A bit of history

The first certain archaeological evidence of a permanent settlement in the area of Padenghe sul Garda dates back to the Roman age. At that time there was a rustic villa and a lake port. The villa was part of a system of housing, agricultural and organizational structures scattered throughout the Lower Garda area and the morainic hills south of the lake. It probably dates back to the 2nd-3rd century AD. The port, located in San Cassiano, was used for commercial and military garrison purposes. Starting from the 5th century A.D. Lake Garda and the other pre-alpine lakes were of primary importance for the control of accesses from the north to the Po valley and was the headquarters of a patrol fleet.

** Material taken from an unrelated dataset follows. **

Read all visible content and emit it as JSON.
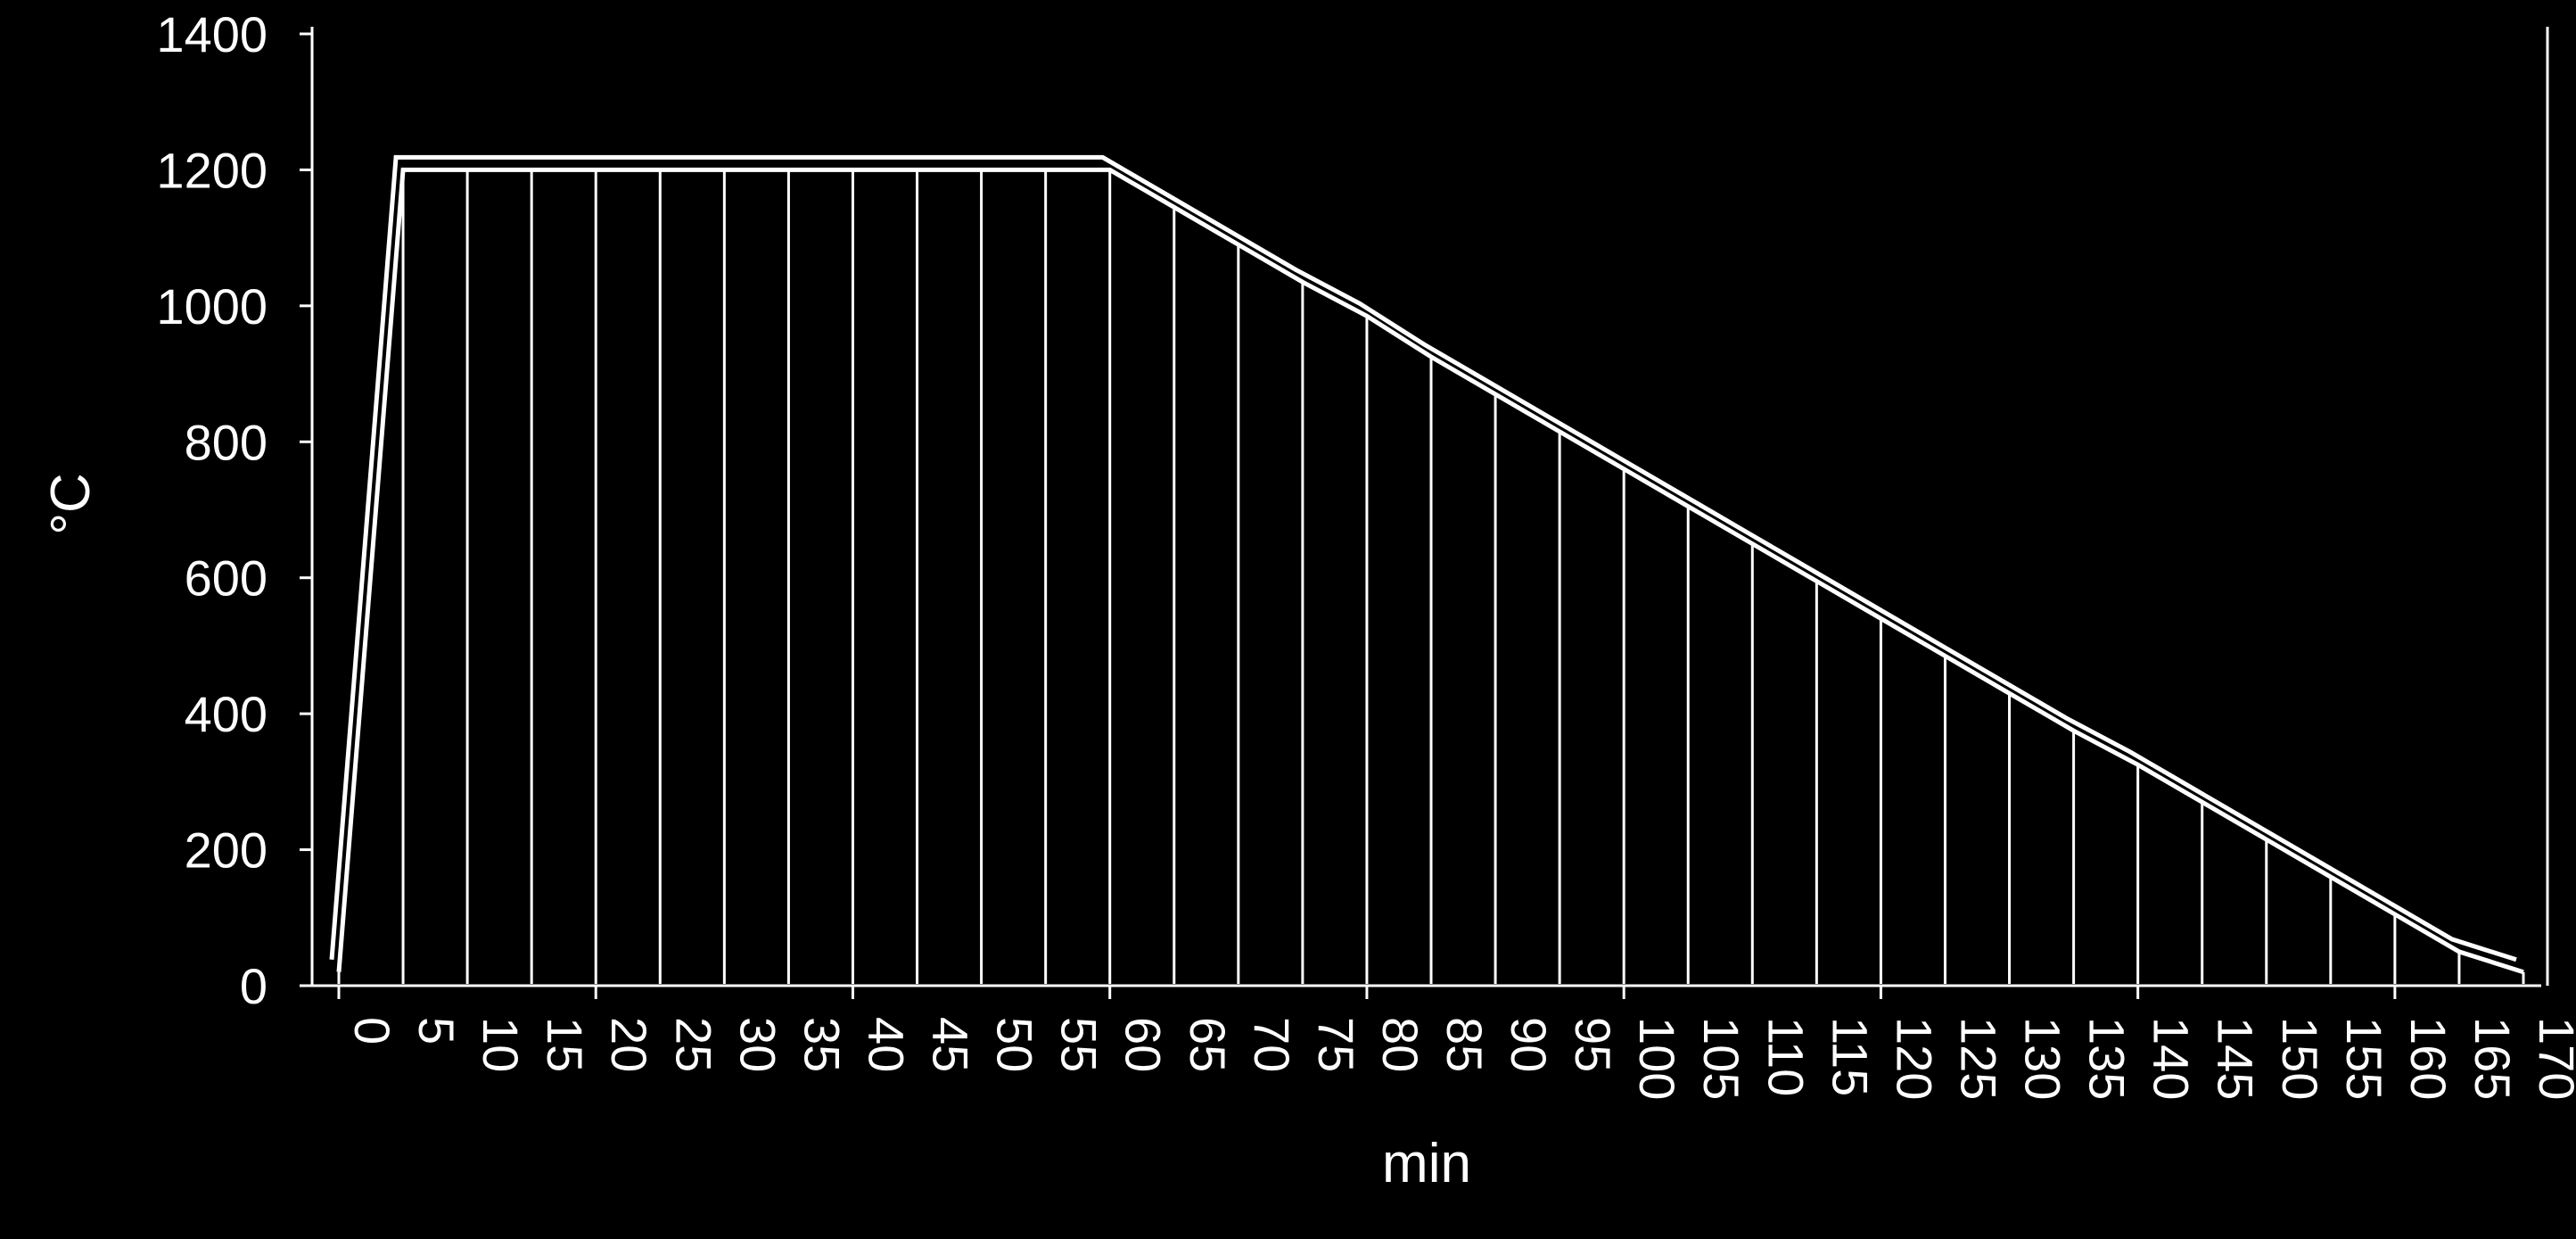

In the Middle Ages Padenghe was the seat of a parish church, a church with the right of baptism and the collection of tithes, submitted to the bishop of Verona. The parish church was erected in the area of ​​the Roman villa, in an evident relationship of continuity, as often happened in other areas of Italy. The settlement had a sparse character: it was organized in several nuclei located on the hills, in the immediate hinterland of the lake. The precious cultivations of olive trees and vines were encouraged and spread.

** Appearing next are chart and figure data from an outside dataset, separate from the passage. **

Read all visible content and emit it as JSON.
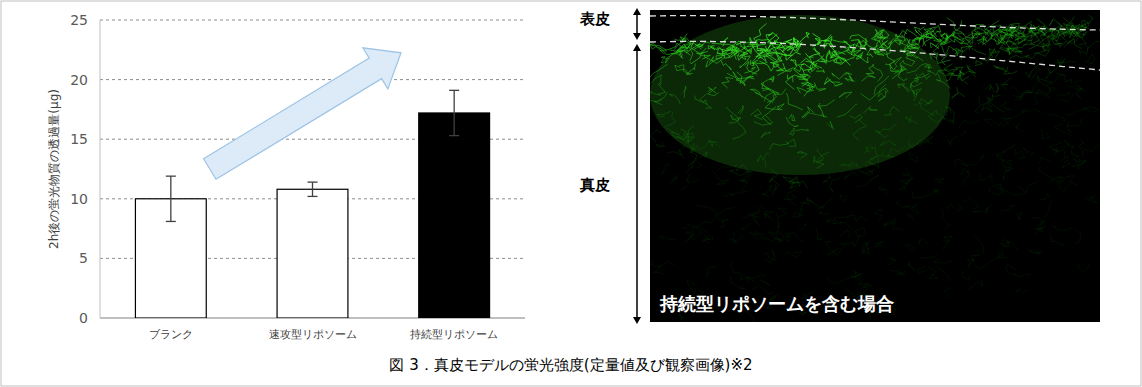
{
  "chart_data": {
    "type": "bar",
    "y_label": "2h後の蛍光物質の透過量(μg)",
    "categories": [
      "ブランク",
      "速攻型リポソーム",
      "持続型リポソーム"
    ],
    "values": [
      10.0,
      10.8,
      17.2
    ],
    "errors": [
      1.9,
      0.6,
      1.9
    ],
    "colors": [
      "#ffffff",
      "#ffffff",
      "#000000"
    ],
    "ylim": [
      0,
      25
    ],
    "yticks": [
      0,
      5,
      10,
      15,
      20,
      25
    ],
    "grid": true
  },
  "image_panel": {
    "layer_labels": [
      "表皮",
      "真皮"
    ],
    "overlay_text": "持続型リポソームを含む場合"
  },
  "caption": "図 3．真皮モデルの蛍光強度(定量値及び観察画像)※2"
}
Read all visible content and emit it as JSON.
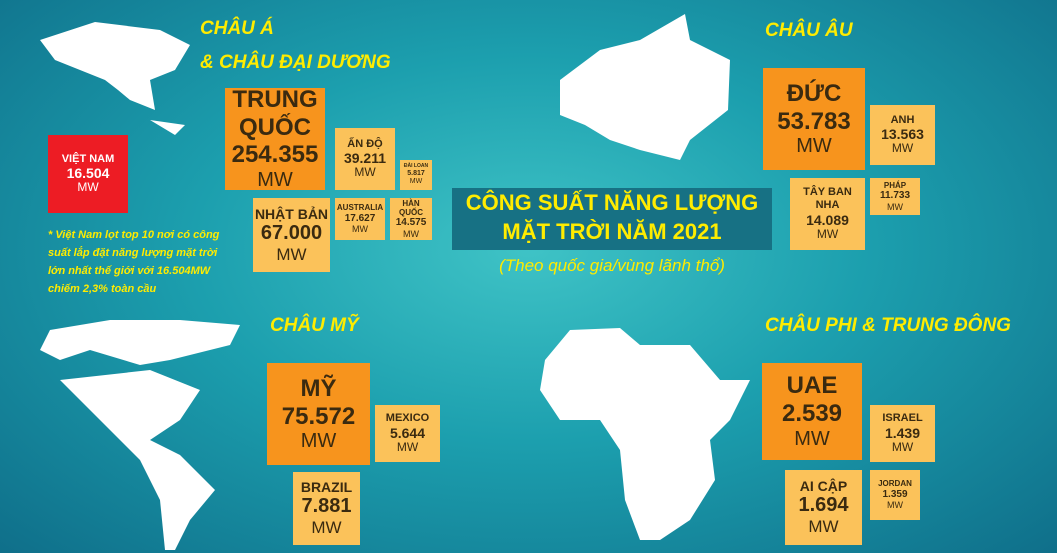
{
  "title": {
    "line1": "CÔNG SUẤT NĂNG LƯỢNG",
    "line2": "MẶT TRỜI NĂM 2021",
    "subtitle": "(Theo quốc gia/vùng lãnh thổ)"
  },
  "asia": {
    "heading1": "CHÂU Á",
    "heading2": "& CHÂU ĐẠI DƯƠNG",
    "boxes": [
      {
        "name": "TRUNG QUỐC",
        "value": "254.355",
        "unit": "MW"
      },
      {
        "name": "ẤN ĐỘ",
        "value": "39.211",
        "unit": "MW"
      },
      {
        "name": "ĐÀI LOAN",
        "value": "5.817",
        "unit": "MW"
      },
      {
        "name": "NHẬT BẢN",
        "value": "67.000",
        "unit": "MW"
      },
      {
        "name": "AUSTRALIA",
        "value": "17.627",
        "unit": "MW"
      },
      {
        "name": "HÀN QUỐC",
        "value": "14.575",
        "unit": "MW"
      },
      {
        "name": "VIỆT NAM",
        "value": "16.504",
        "unit": "MW"
      }
    ],
    "note": "* Việt Nam lọt top 10 nơi có công suất lắp đặt năng lượng mặt trời lớn nhất thế giới với 16.504MW chiếm 2,3% toàn cầu"
  },
  "europe": {
    "heading": "CHÂU ÂU",
    "boxes": [
      {
        "name": "ĐỨC",
        "value": "53.783",
        "unit": "MW"
      },
      {
        "name": "ANH",
        "value": "13.563",
        "unit": "MW"
      },
      {
        "name": "TÂY BAN NHA",
        "value": "14.089",
        "unit": "MW"
      },
      {
        "name": "PHÁP",
        "value": "11.733",
        "unit": "MW"
      }
    ]
  },
  "america": {
    "heading": "CHÂU MỸ",
    "boxes": [
      {
        "name": "MỸ",
        "value": "75.572",
        "unit": "MW"
      },
      {
        "name": "MEXICO",
        "value": "5.644",
        "unit": "MW"
      },
      {
        "name": "BRAZIL",
        "value": "7.881",
        "unit": "MW"
      }
    ]
  },
  "africa": {
    "heading": "CHÂU PHI & TRUNG ĐÔNG",
    "boxes": [
      {
        "name": "UAE",
        "value": "2.539",
        "unit": "MW"
      },
      {
        "name": "ISRAEL",
        "value": "1.439",
        "unit": "MW"
      },
      {
        "name": "AI CẬP",
        "value": "1.694",
        "unit": "MW"
      },
      {
        "name": "JORDAN",
        "value": "1.359",
        "unit": "MW"
      }
    ]
  }
}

Around the 11th century a recessed castle was built there, used by the population and connected with the castles of Lonato, Moniga, Manerba, Polpenazze, Puegnago in a sort of unitary defensive system that has strongly characterized the landscape of the whole Valtenesi. In the 14th century it was acquired by the Scaligeri, who controlled the entire area.

From the beginning of the fifteenth century, Padenghe, together with the municipalities of the "Magnifica Patria", which was headed by Salò, became part of the domains of the Republic of Venice, which governed the lake area until its fall. In the Venetian era, Lake Garda became a large inland port; trade and trade flourished there. The port of Padenghe was used for the trade of salt that arrived from the Austrian mines through the Brenner and was then sold on the Lombard markets.

With the Italian unification, Padenghe, under the authority of the Province of Brescia, was recognized as the seat of the Municipality, in which the nearby village of Moniga was also included.

In the twentieth century, with the "great transformation", the construction of the Gardesana state road profoundly changed the road and settlement structure of the territory, preparing the most profound changes, which date back to the last two decades.